Is that the way whiskey is advertised? Huh. I don't see commercials anymore, so IDK.
I drink single-malt Scottish whiskey occasionally because I enjoy the flavors. Same with most bourbons and ryes. But Kentucky whiskey? Bleah. Sadly, I am poorer than my preferences.
I've never touched alcohol in my life outside of cleaning purposes (I mean isopropyl alcohol, or as I like to call it, icy prope). And to be honest, you've convinced me to remain teetotal.
However, I always have the feeling I wanted to try out some drinks just for that taste but can't because it's got some of that الكحول in it. And there are very few non-alcoholic alternatives for these drinks. The only one I've tried is a virgin mojito (in my country it's sometimes referred to as just "mojito" because it's the only one we know). And honestly, it tastes great. And then there's the fact that I can't make my own vanilla extract. You need ethanol for that, and I just have this fear of putting it in my body because I don't wanna get addicted to it.
I've always treated alcohol like drugs and tobacco. They feel fun, and you want more, but it will knock you out when you least expect it.
I don't know why drinking alcohol has to be a binary issue, but maybe my propensity for addiction is lower than normal. Does it seem like the majority of human beings have to just not drink at all or they binge out and wake up in the bushes?
One of the primary functions of alcohol in humans is lowering inhibitions. It stands to reason then that the more one drinks, the more one will drink.
I've been there myself. I spent my entire 20's at the bar. It was fun and I regret nothing. But now I can count on one hand the number of alcoholic drinks I had in 2024.
One per hour and not more than 3 is a very easy rule for staying below 0.08. Two drinks in an hour and nothing more will usually still keep you below the limit tbh. It really is that third and fourth drink which tilt it.
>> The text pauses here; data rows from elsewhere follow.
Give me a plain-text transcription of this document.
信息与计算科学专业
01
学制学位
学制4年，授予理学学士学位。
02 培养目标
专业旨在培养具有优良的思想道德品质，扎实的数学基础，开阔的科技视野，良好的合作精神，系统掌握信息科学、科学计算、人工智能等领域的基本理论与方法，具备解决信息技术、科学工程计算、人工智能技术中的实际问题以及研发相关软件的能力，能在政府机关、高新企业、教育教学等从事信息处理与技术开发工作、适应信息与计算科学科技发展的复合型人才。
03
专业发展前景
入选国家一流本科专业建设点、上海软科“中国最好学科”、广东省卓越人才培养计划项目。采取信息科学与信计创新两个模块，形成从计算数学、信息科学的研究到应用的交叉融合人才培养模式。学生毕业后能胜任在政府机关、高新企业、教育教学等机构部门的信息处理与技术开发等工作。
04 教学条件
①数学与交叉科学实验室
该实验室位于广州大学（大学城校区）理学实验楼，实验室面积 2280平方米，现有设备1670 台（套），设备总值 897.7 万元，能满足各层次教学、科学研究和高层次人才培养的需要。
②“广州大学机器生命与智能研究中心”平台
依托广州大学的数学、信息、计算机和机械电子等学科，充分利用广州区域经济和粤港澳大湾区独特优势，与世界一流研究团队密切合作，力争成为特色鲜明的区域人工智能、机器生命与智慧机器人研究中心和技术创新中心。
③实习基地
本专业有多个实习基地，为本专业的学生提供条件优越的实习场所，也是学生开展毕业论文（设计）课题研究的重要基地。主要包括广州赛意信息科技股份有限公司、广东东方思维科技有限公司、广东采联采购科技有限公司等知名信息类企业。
No big deal. I can't personally take shots, but I can drink beer and metabolize it super fast. To each his own, but trying to put a "one size fits all" limit on drinking is silly.
I can drink shitty light beer all day, but one time I drank 3 beers on a date at the local brew house, drove home and thought, "Jesus. I shouldn't be doing this."
To most people, drinking means hammered, or at least too loosey-goosey to drive. Some of us aren't like that. (And yes, no matter who you are, alcohol dulls reflexes.)
Haha! I do enjoy when I convince my anti-social friends to come to a party and give them a chill out room to recharge and tricks to getting the pets to play with them.